L’auteur continue d’explorer les différents courants de magie existants à l’époque en étudiant d’autres œuvres produites par les artistes proches de la cour. Courants qu’elle présente en s’appuyant sur une documentation riche et solide, comme la théologie naturelle dont aurait été inspiré Philibert Delorme, la démonologie antique ou l’art divinatoire. Cette dernière est indissociable du gouvernement qui repose sur la capacité de prévoir le futur ; d’après ses adeptes, c’est grâce à la science des astres qu’il devient possible de saisir la volonté divine et d’infléchir le cours des événements. Les éclipses, comètes et autres phénomènes observés dans le ciel sont des « évènements déclencheurs » permettant aux astrologues d’émettre des prédictions. Réalisés par des hommes proches de la cour, ces prédictions sont généralement conformes aux aspirations du souverain, prédisant la réussite de ses entreprises et le bien-fondé de son gouvernement : « La tâche de fournir une justification ‘scientifique’ aux prétentions du monarque revient aux astrologues » conclut Capodieci ; leur production « s’insère pleinement dans le courant des panégyriques, traités juridiques et prophétiques qui célèbrent la nation France et la primauté de son souverain » (p. 422-423).

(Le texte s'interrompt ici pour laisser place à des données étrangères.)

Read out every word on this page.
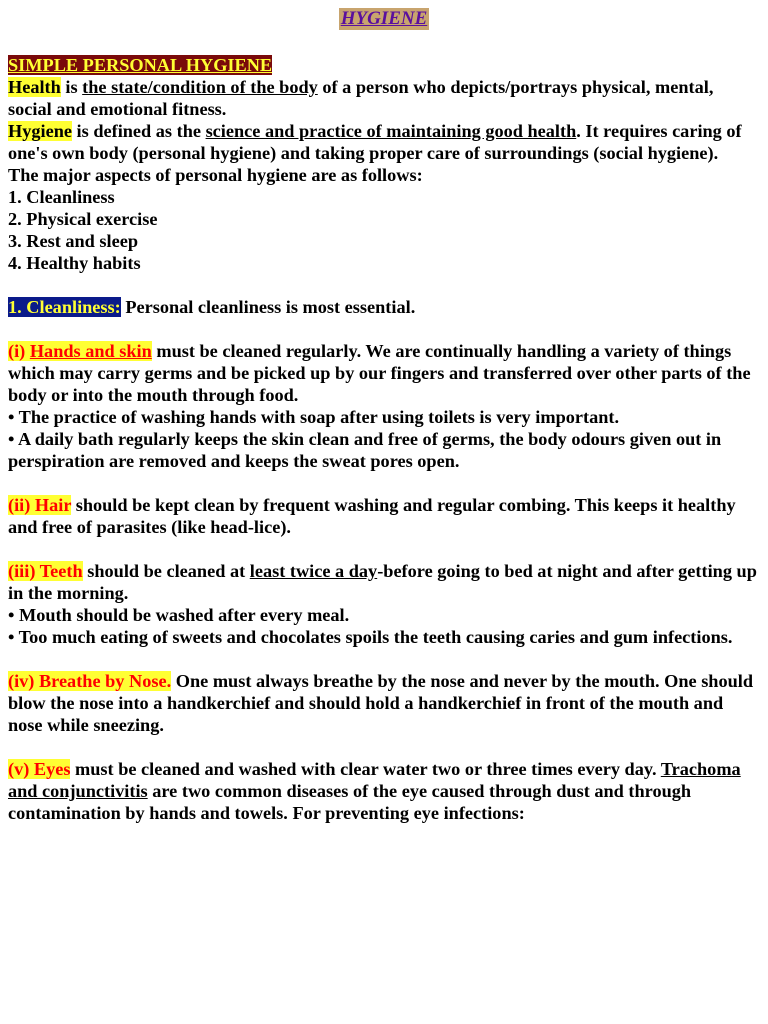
HYGIENE

SIMPLE PERSONAL HYGIENE

Health is the state/condition of the body of a person who depicts/portrays physical, mental, social and emotional fitness.

Hygiene is defined as the science and practice of maintaining good health. It requires caring of one's own body (personal hygiene) and taking proper care of surroundings (social hygiene).

The major aspects of personal hygiene are as follows:

1. Cleanliness

2. Physical exercise

3. Rest and sleep

4. Healthy habits

1. Cleanliness: Personal cleanliness is most essential.

(i) Hands and skin must be cleaned regularly. We are continually handling a variety of things which may carry germs and be picked up by our fingers and transferred over other parts of the body or into the mouth through food.

• The practice of washing hands with soap after using toilets is very important.

• A daily bath regularly keeps the skin clean and free of germs, the body odours given out in perspiration are removed and keeps the sweat pores open.

(ii) Hair should be kept clean by frequent washing and regular combing. This keeps it healthy and free of parasites (like head-lice).

(iii) Teeth should be cleaned at least twice a day-before going to bed at night and after getting up in the morning.

• Mouth should be washed after every meal.

• Too much eating of sweets and chocolates spoils the teeth causing caries and gum infections.

(iv) Breathe by Nose. One must always breathe by the nose and never by the mouth. One should blow the nose into a handkerchief and should hold a handkerchief in front of the mouth and nose while sneezing.

(v) Eyes must be cleaned and washed with clear water two or three times every day. Trachoma and conjunctivitis are two common diseases of the eye caused through dust and through contamination by hands and towels. For preventing eye infections:
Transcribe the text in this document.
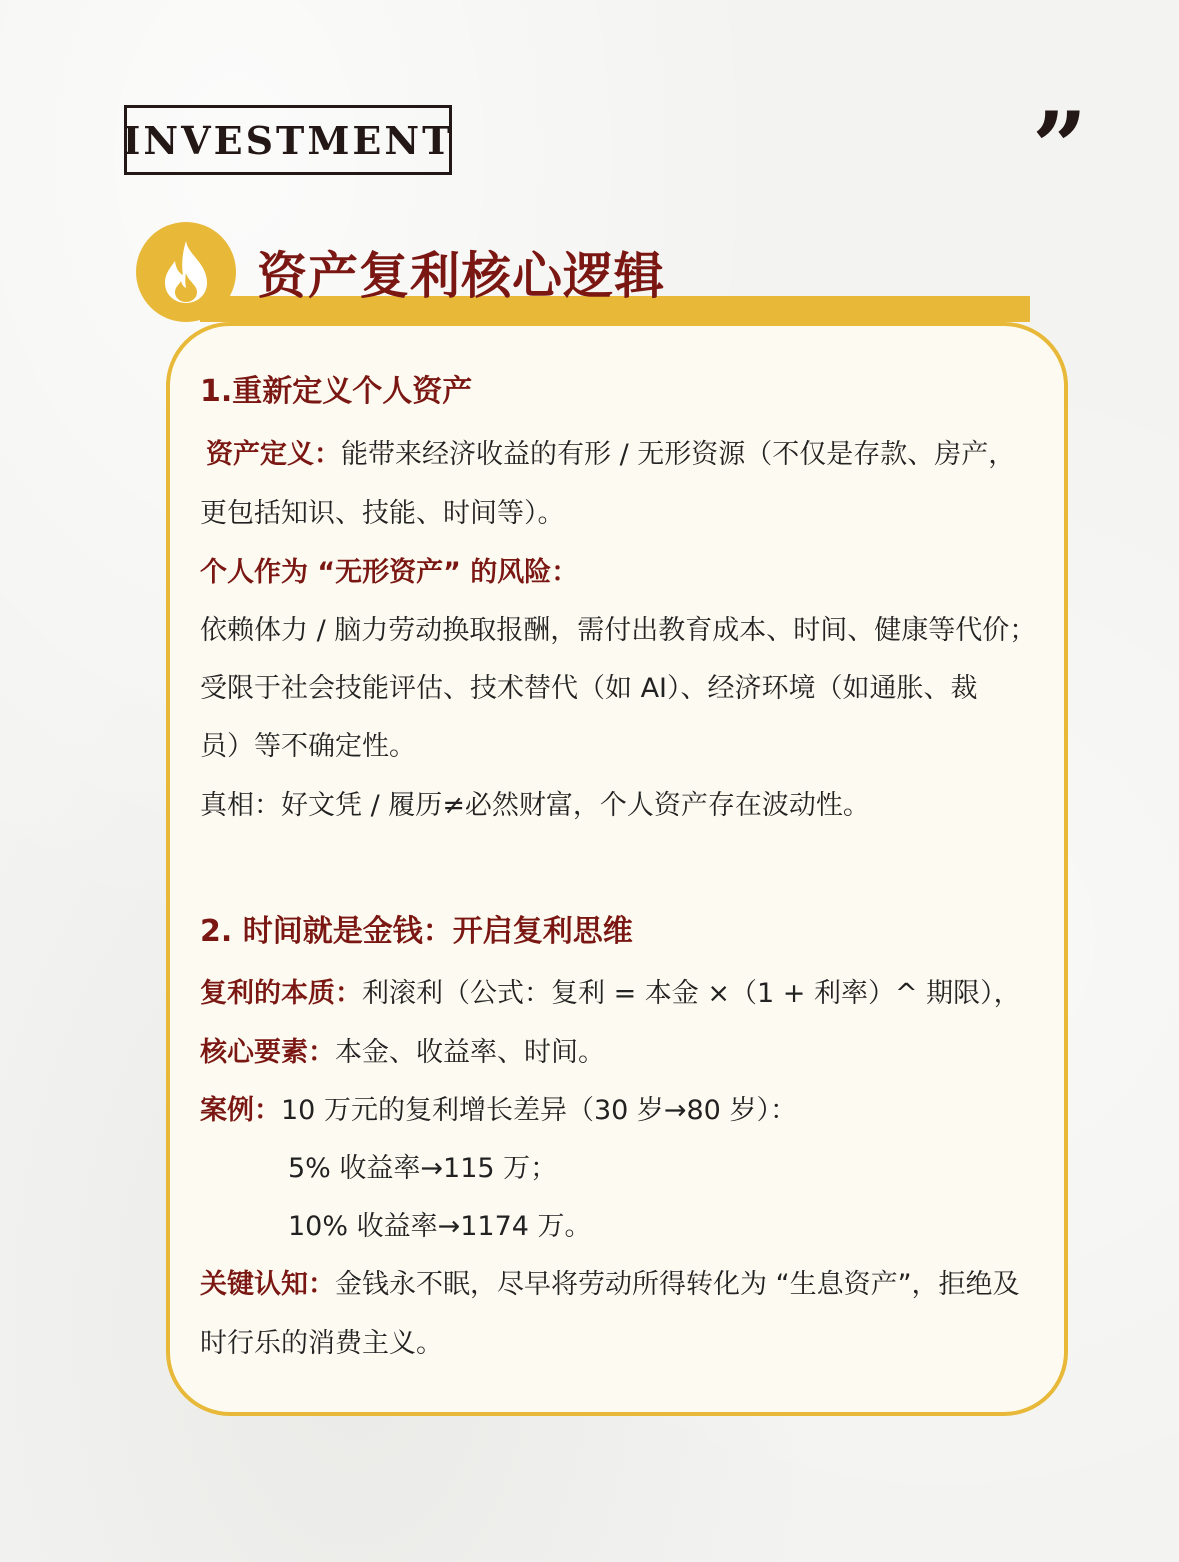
INVESTMENT	”
资产复利核心逻辑
1.重新定义个人资产
资产定义：能带来经济收益的有形 / 无形资源（不仅是存款、房产，
更包括知识、技能、时间等）。
个人作为 “无形资产” 的风险：
依赖体力 / 脑力劳动换取报酬，需付出教育成本、时间、健康等代价；
受限于社会技能评估、技术替代（如 AI）、经济环境（如通胀、裁
员）等不确定性。
真相：好文凭 / 履历≠必然财富，个人资产存在波动性。
2. 时间就是金钱：开启复利思维
复利的本质：利滚利（公式：复利 = 本金 ×（1 + 利率）^ 期限），
核心要素：本金、收益率、时间。
案例：10 万元的复利增长差异（30 岁→80 岁）：
5% 收益率→115 万；
10% 收益率→1174 万。
关键认知：金钱永不眠，尽早将劳动所得转化为 “生息资产”，拒绝及
时行乐的消费主义。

La troisième partie du livre traite des images astrologiques qui apparaissent dans le cadre des festivités et entrées organisées par la couronne. Capodieci propose de ne pas étudier les entrées et leurs décors comme une suite de scènes indépendantes, mais comme un ensemble qui forme un récit cohérent : « La narration qui s’articule le long de la route principale, transformée en voie sacrée, développe le thème de l’existence providentielle du roi destinée à s’achever dans l’inévitable apothéose » (p. 450). Quatre entrées organisées pour Henri II et Catherine de Médicis servent d’exemple : Reims (1547), Lyon (1548), Paris (1549) et Rouen (1550). Les entrées à Paris et à Rouen se distinguent par la complexité de leurs allégories et par l’inspiration antiquisante des décors ; tous suivent néanmoins un schéma similaire organisé autour de trois sujets : le premier concerne la venue providentielle du roi dans son royaume, son eucharistie. Le deuxième thème traite du rôle messianique du roi : par son rapport privilégié avec Dieu, le roi reçoit les bienfaits divins et les transmet au royaume qui connaît ainsi un âge d’or. Le cycle s’achève avec la mort du roi : sa tâche accomplie, le roi monte au ciel où il rejoint les immortels avec qui il suit de sa demeure céleste les vicissitudes terrestres.
Ce fil conducteur se transforme sous l’influence de la crise religieuse et des guerres civiles. Les entrées organisées pour Charles IX mettent en avant les bienfaits de la concorde et les symboles chrétiens et catholiques qui encadrent plus qu’auparavant les divinités antiques, atténuant leur caractère païen et subversif. Apparaît aussi « la vogue égyptisante » (p. 499) qui complique l’iconographie du discours. Sous le règne d’Henri III, le sujet de la concorde est progressivement remplacé par l’image du roi pieux. La composante mystique et religieuse du pouvoir royal est soulignée à Reims en 1575 et à Orléans en 1576.
Amusante est la réflexion d’un témoin de l’entrée d’Henri II à Paris qui admet qu’il s’agit là « d’une chose d’un grand artifice et quasi incompréhensible ». Les hiéroglyphes et divinités égyptiennes ajoutent à la confusion. Capodieci est catégorique à leur sujet : « il va de soi que l’obscurité de ces artifices érudits n’implique pas un pouvoir talismanique comme certains l’ont supposé » (p. 523). Ce constat vaut pour les entrées dans leur ensemble dont la fonction astrologique se limite à quelques discrètes allusions horoscopiques (p. 524).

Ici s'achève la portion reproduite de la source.